Stainer glaubte, sich verhört zu haben. Wie betäubt erhob auch er sich. «Verzeihen Sie, Herr Polizeidirektor, doch ich bin Kommissar.» Er war sich kaum bewusst, dass er Kubitz’ Hand ergriff.
«Sie waren Kommissar, Stainer. Ab sofort leiten Sie als Inspektor unsere Kriminalabteilung. Bitte treten Sie gleich morgen Ihren Dienst an.»
«Ich danke Ihnen, Herr Dr. Kubitz.» Stainer wusste nicht, wie ihm geschah, ließ sich von Kubitz die Hand schütteln, erwiderte den kräftigen Händedruck des freundlich lächelnden Webers und nach diesem den schlaffen des lauernden Regierungsrates Kasimir. Danach führte Kubitz ihn zur Tür.
«Ich bestehe aber auf einer amtsärztlichen Untersuchung vor Dienstantritt!», rief Kasimir ihnen hinterher.

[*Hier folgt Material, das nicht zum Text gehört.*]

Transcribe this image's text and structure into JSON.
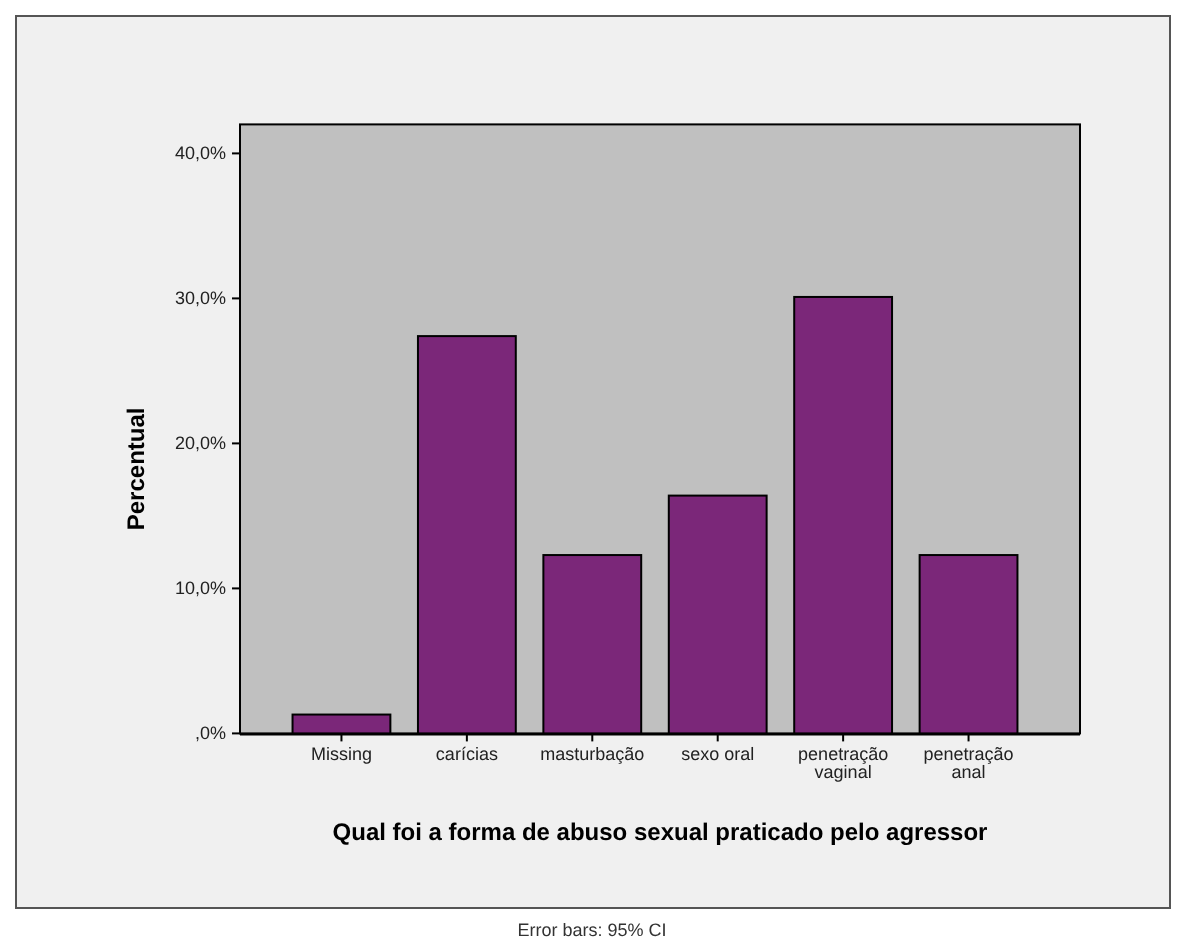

«Selbstverständlich, Herr Kollege», sagte Kubitz. «Das werde ich noch heute in die Wege leiten.» Und an Stainer gewandt: «Regierungsrat Kasimir ist zugleich Polizeirat und als solcher führt er stellvertretend für mich die Dienstaufsicht über die Kriminalabteilung.» Stainer nickte steif in Kasimirs Richtung. Dieser Mann würde künftig also sein direkter Vorgesetzter sein. Herzlichen Glückwunsch! Doch nicht einmal diese trübe Aussicht konnte Stainers Hochstimmung dämpfen.
«Holen Sie sich noch heute einen Vorschuss an der Polizeikasse», sagte Kubitz leise, während er ihm die Tür öffnete. «Ich rufe gleich unten an.» Er deutete auf Stainers Brust. «Sie brauchen nämlich einen neuen Anzug.» Dann stand Stainer im Vorzimmer, und die Tür fiel hinter ihm zu.
Seine Knie waren weich, sein Hemd durchgeschwitzt. Er schaute an sich hinunter – Fäden hingen aus der Weste, Flecken bedeckten das Revers seines Anzugs. Die Katze.
«Du bist die Erste, die mir gratulieren darf.» Er ergriff Lena Falkes Hand. War sie damals nicht in ihn verliebt gewesen? «Dein Chef hat mich soeben zum Kriminalinspektor befördert. Morgen fang ich an.» Sie drückte ihm die Hand und strahlte übers ganze Gesicht.
Hatte er etwa ein Verhältnis mit ihr gehabt? Siedend heiß schoss ihm der Gedanke plötzlich durch den Kopf. Doch sofort beruhigte er sich wieder: nein, niemals. Er war ein Treuer, schon immer gewesen. Den ganzen Krieg über hatte er Edith die Treue gehalten, und er würde ihr treu bleiben, solange er auch nur einen Schimmer Hoffnung hegen konnte, sie zurückzugewinnen.
Stainer entdeckte die Katze neben einer Schüssel mit Milchresten, die sie blank leckte. Er ging vor ihr in die Hocke.
«Du hast mir Glück gebracht, kleine Eule», sagte er und streichelte ihr das Köpfchen. «Du darfst mich jetzt Kriminalinspektor nennen.»